晩ご飯も特に何の問題も無く終わった。
まずいとか、食えたもんじゃないとか言われなくて良かった、本当に。
ただ美味しいとも言われなかったけど、それは言いそうな人でもないし。黙々と食べていたから、まあ、多分嫌いな味では無かったんだろうとポジティブに受け取っている。

そしてお風呂の使い方、ついでにトイレと洗面所の説明もして、今は毛利さんがお風呂に入っている。
何か問題があれば呼んでくださいと言ったものの、いざ呼ばれたら私はちゃんと応対できるだろうか。男の人の裸を前にしてちゃんと喋れる自信は無い。

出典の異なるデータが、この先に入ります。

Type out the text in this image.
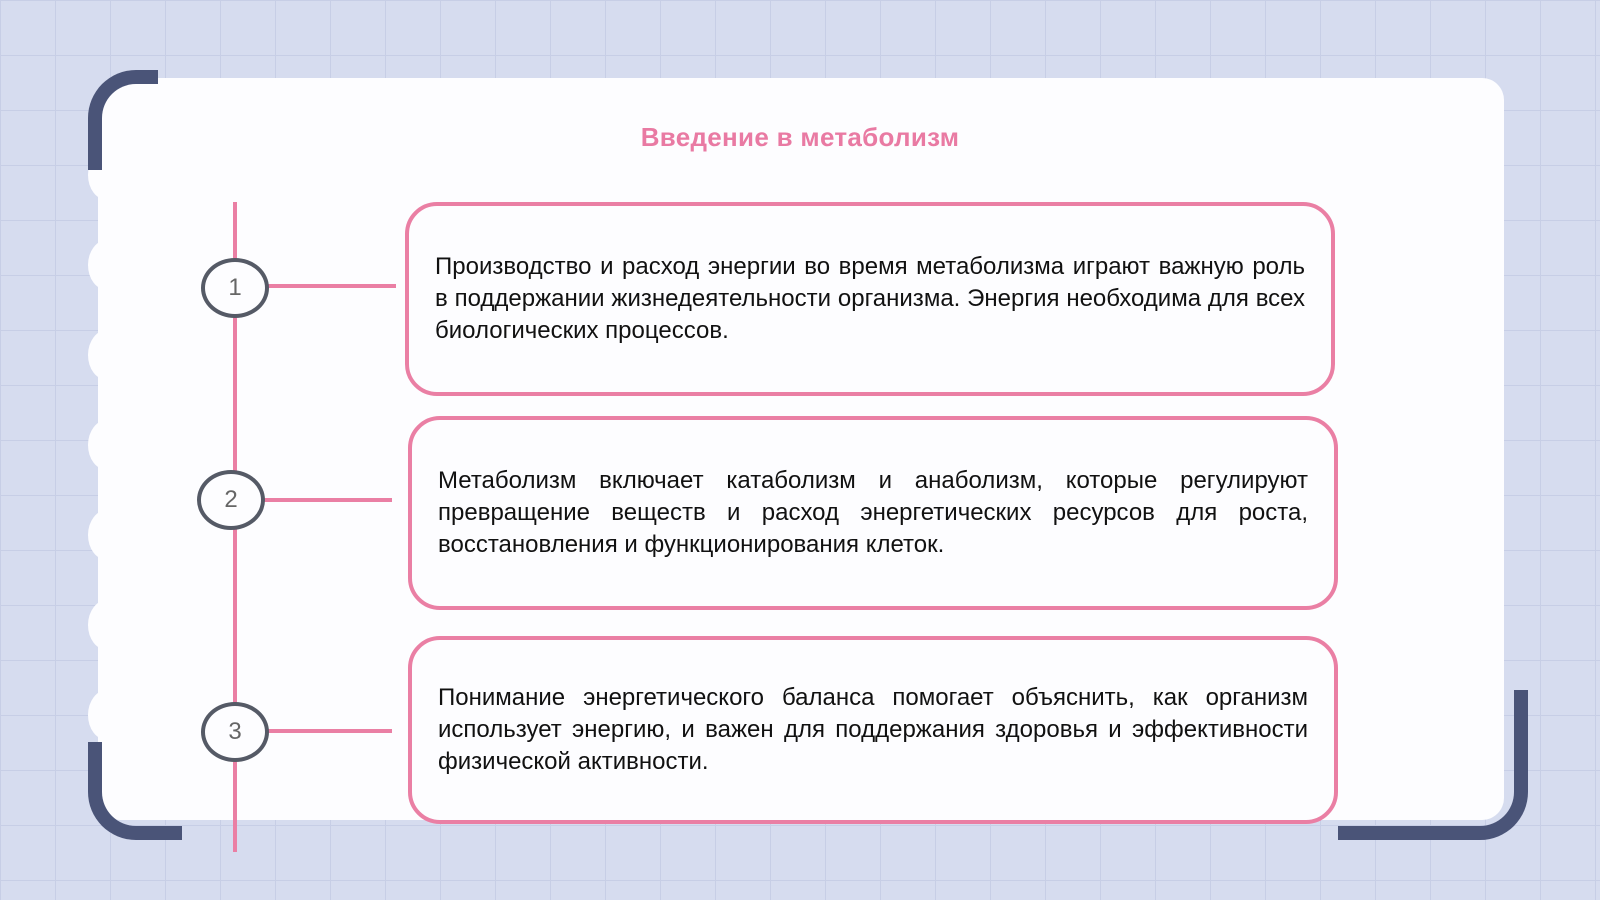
Введение в метаболизм
1
2
3

Производство и расход энергии во время метаболизма играют важную роль в поддержании жизнедеятельности организма. Энергия необходима для всех биологических процессов.

Метаболизм включает катаболизм и анаболизм, которые регулируют превращение веществ и расход энергетических ресурсов для роста, восстановления и функционирования клеток.

Понимание энергетического баланса помогает объяснить, как организм использует энергию, и важен для поддержания здоровья и эффективности физической активности.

しかしそんな不安も杞憂に終わり、頭にバスタオルを乗せてがしがしと髪の毛をぬぐう毛利さんがお風呂からあがってきた。
錆浅葱色の浴衣をきっちりと着ているのは毛利さんらしいのに、髪の拭き方が男らしくてその違和感にちょっと笑ってしまう。

「何を笑っておる」
「いえ、すみません」

咎められた。
これ以上のお叱りは受けたくないので、私はバスタオルと着替えを手に「お風呂入ってきます」と毛利さんの横をすり抜ける。
ふわり、私のシャンプーの匂いがした。
当然だろう、さっき毛利さんはうちのお風呂に入っていたんだから。だけど何故か、心臓が跳ねた。


――…


お風呂からあがり、バスタオルを肩にかけて部屋へ戻る。
「あがりましたー」と、クーラーのかかった部屋の涼しさに表情を緩めさせていたら、座椅子にすわってテレビを見ていたらしい毛利さんがぎょっとした顔でこっちを見ていた。
何か、お化け的なものでもいたのかと思って後ろを振り向く。何も無い。
もう一度、毛利さんへ視線を戻せば、その顔はみるみるうちに赤くなっていった。はて、何でだろう。

「き、貴様、その格好は、」
「え?ああ、暑いんで、これが私の寝間着なんですが」

私が着ているのは、黄緑と白の水玉模様に、レースがついたかわいいキャミソールとショートパンツだ。上下セットで千円未満。良い買い物をしたと思う。

「女がそのように肌を見せるなど、貴様は痴女か!」
「痴女って!ひどいですよ、外でも見たでしょう、この時代の女性は普通に肌を出してるんです!」

あまりの言い様に、思わず距離を詰める。
痴女だなんて、初めて言われた。怒りよりも先に驚きが頭を占める。けれど、じわりじわりと怒りも滲んできた。痴女だなんて!

「近付くでない!」
「ならさっきの発言、撤回してください!」
「そのような、襦袢のみのような格好でふらりと男の前に現れて、恥じもしない女など、痴女以外の何者でもないであろう!」

うぐ、と黙り込んだ。

これは、あれだ。価値観の違いというやつだ。
戦国時代の女性は、きっと基本的に肌をあまり出さない格好だったんだろう。着物って、一番えろい場所はうなじだって、昔友達が言ってたし。
とはいえあのゲームの中では、ばりばり肌を出している女性キャラが何人かいた気がするんだが…そこは、まあ多分、触れてはいけないんだろう。

「…すみませんでした」

でも痴女は、あまりにも失礼だと思う。
ぶすくれた表情でクローゼットを漁り、薄手のパーカーを取り出して羽織った。これでいいでしょう的な目線を送れば、足もどうにかするよう言われる。
毛利さんの座る座椅子の、斜め前に置いてあるクッションの上に座り、足をタオルケットで隠した。これでいいでしょう、本当に。

「今日はこうしておきますけど……でも、こっちではこれが普通なんです。毛利さんが慣れてください」
「我が貴様の為に我慢をせよと?ハッ」

鼻で笑われた。

同居初日にしてこんなこと思うのもあれだけど、本当、早く一人の生活に戻りたい。